The name made Temple blink, but Electra seemed to think nothing of it.

“This is a red-letter day,” Electra said. “Or night, rather. Honest as a…carnival barker. So my livelihood has to go down because yours crashed?”

“Folks aren’t much into big recliners, except old people, Electra.” He shrugged. “I didn’t want to do it, but these big-time Vegas investors are real persuasive. I actually got comped at Harrah’s when I arrived, and I thought I could win the money to tell them to go fly a Fokker 100.

“That’s an early airplane, isn’t it?” Temple wanted to know. “And who comped you?”

“This rep for the buyers. Nemo is his name.”

“Wait.” Temple’s suspicions were confirmed, but she wanted to make sure. “Leon Nemo isn’t the buyer?”

“Naw. Some other parties, I guess. Real estate investors.”

“Buyer-schmuyer,” Electra said. “What I need to know…is it a done deal?”

“I signed something.”

“What?” she demanded. “An intent to purchase? A deed?”

Jay’s wrinkled brow just aggravated her more. “You always had the business head of a turnip,” she told him. “I don’t. I do have the divorce agreement, and it states I have a right to buy the property first.”

“Maybe.” Jay shrugged again. “But the property’s in my name and our divorce papers are what you might call a gentlemen’s agreement.”

“No gentleman involved,” Electra shot back.

“Anyway, these people got the money to get their way. They are made of money down to their undies, I’d bet.”

“How much did they offer?”

“That’s private,” Jay said. “And so’s my room. I’m thinking you and your pint-size deputy better leave.”

He shuffled forward, a wall of high and wide, but not handsome, bulk. Electra retreated in revulsion, pushing Temple into the doorway.

“You…cheap, thieving jerk,” Electra accused as she backed away into the noisy night. “Some people aren’t fit to occupy space on the planet. How much did they pay you? I want my money from our deal.”

“None of your beeswax, hon.” Jay grabbed the door edge to shut them out.

“You can’t run away from me. I know people you don’t want to mess with in Vegas,” Electra fussed. “You’ll be sorry—”

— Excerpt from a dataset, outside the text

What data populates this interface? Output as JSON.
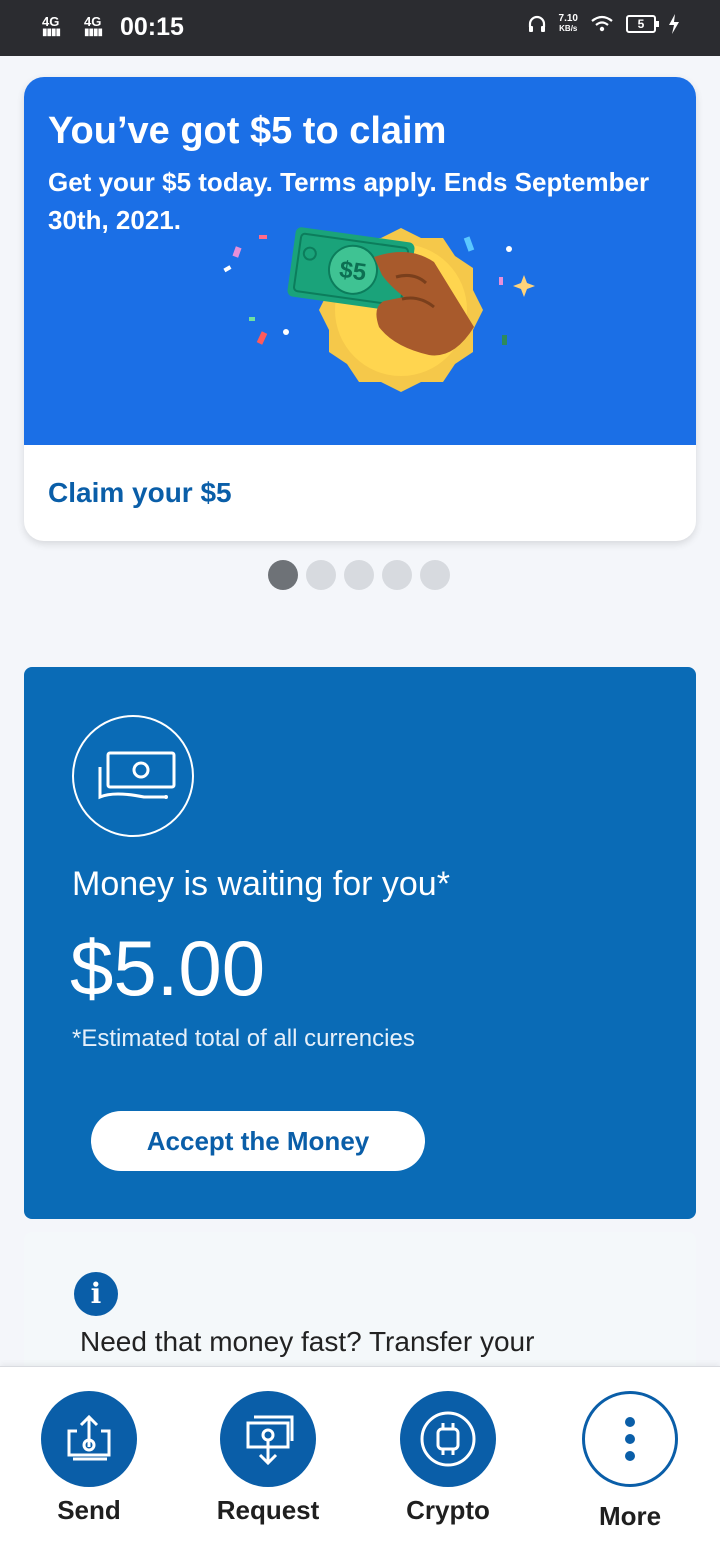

“I’m betting my people are nastier than your people, Electra,” Jay said as he slammed the door closed in her face.

Behind her, Temple teetered on the edge of the concrete walkway, even though her sneaker soles were flatter than a morning-after wallet.

Electra backed right into her. “Sorry, hon! Hon. He called me ‘hon’, can you believe it?”

Temple edged around to Electra’s side. “We better leave.”

They stepped forward into a waiting circle of women. Black, white, Asian women, and one maybe-woman, all on six-inch hooker heels.

“That old guy cold cock you, sistas?” asked a black woman in a blonde wig.

“It’s all right,” Electra said. “I have some persuasive bill collectors.” She pulled a bit of gun butt out of her shoulder bag.

“Some kink you must have on,” another Sister of the Night commented. “What is it, grade-school girl and nun clown?”

Temple just wanted to be away from there. “You got it. We are a sister act,” she said, citing some TV show icons of the past forty years. “The Flying Nun and Betty White. Red-hot act. We have a tight schedule. Gotta go.” She grabbed Electra’s elbow and propelled them both toward the car.

“Weird. Must be doing well with that,” a last comment drifted after them.

“Oh, my Lord,” Temple said as she buckled her passenger seatbelt. “That was a weird, useless outing. I thought for a moment you were going to pull out your gat and shoot him.”

Electra’s profile was grim as she turned the Probe under a streetlight and into the traffic flow. “That was a useless ex-spouse. What a louse. What a coward.”

“Maybe,” Temple said. “Maybe not.”

“You’re standing up for him?”

“No. I’m saying maybe he’s been dealing with some local Big Bad Wolf worth being scared of. I don’t like the vibe I’m getting off the people associated with this strip club project.”

“Me neither. It sounds like they’re putting pressure on Jay Edgar, but, believe me, baby. Nobody can do that better than I can, and I have just begun to fight.”